FILESYSTEM NAMESPACE

    Charmonizer creates a number of temporary files within the current working
    directory while it runs.  These files all begin with "_charm".

CHARMONIZER SOURCE CODE AND THE METAQUOTE UTILITY

    Charmonizer is (more or less) a C program which writes C code.  Writing C
    from C is ordinarily quite awkward, because when you try to embed more
    than a line or two of C source code inside C string literals, things get
    ugly fast.  

    To get around this problem, Charmonizer uses a source filter.  In the
    "real" Charmonizer source code, longer code fragments are surrounded by
    METAQUOTE tags instead of literal double quotes.  
    
        char hello_source[] = METAQUOTE
            #include <stdio.h>
            int main() { 
                printf("Hello, world.\n");
                return 0;
            }
        METAQUOTE;

    These source files are run through the "metaquote" utility -- which
    transforms everything between paired METAQUOTE tags into concatenated
    string literals.  The result is hideous but valid C.
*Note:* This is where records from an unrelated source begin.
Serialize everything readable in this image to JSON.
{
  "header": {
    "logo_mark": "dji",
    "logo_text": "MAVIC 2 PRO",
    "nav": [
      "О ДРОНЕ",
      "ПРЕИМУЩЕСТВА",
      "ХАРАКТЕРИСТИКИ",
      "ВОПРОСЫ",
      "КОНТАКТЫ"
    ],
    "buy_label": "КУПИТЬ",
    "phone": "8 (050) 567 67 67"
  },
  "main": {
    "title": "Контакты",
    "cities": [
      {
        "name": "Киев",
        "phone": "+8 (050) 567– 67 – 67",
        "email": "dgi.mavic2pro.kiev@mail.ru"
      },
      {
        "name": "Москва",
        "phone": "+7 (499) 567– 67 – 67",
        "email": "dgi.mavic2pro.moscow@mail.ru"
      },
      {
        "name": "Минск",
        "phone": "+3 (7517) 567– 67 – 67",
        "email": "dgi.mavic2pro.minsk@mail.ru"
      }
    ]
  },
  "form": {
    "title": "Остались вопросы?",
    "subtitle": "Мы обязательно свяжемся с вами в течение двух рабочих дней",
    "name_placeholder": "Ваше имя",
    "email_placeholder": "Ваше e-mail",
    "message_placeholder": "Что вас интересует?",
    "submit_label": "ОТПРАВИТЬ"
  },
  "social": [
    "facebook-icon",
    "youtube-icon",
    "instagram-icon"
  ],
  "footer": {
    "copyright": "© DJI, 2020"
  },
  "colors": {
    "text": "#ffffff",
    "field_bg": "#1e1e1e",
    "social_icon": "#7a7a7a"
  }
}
    The "real" charmonizer source code lives in the src/ directory.  Files use
    the suffixes .charm and .harm to differentiate them from post-filtering .c
    and .h files.

SECURITY

    Under no circumstances should input from untrusted users be supplied to
    Charmonizer.  A lot of what it does it does by passing strings to the
    system() command.  

COPYRIGHT AND LICENSE

    /* Copyright 2006-2007 Marvin Humphrey
     *
     * This program is free software; you can redistribute it and/or modify
     * under the same terms as Perl itself.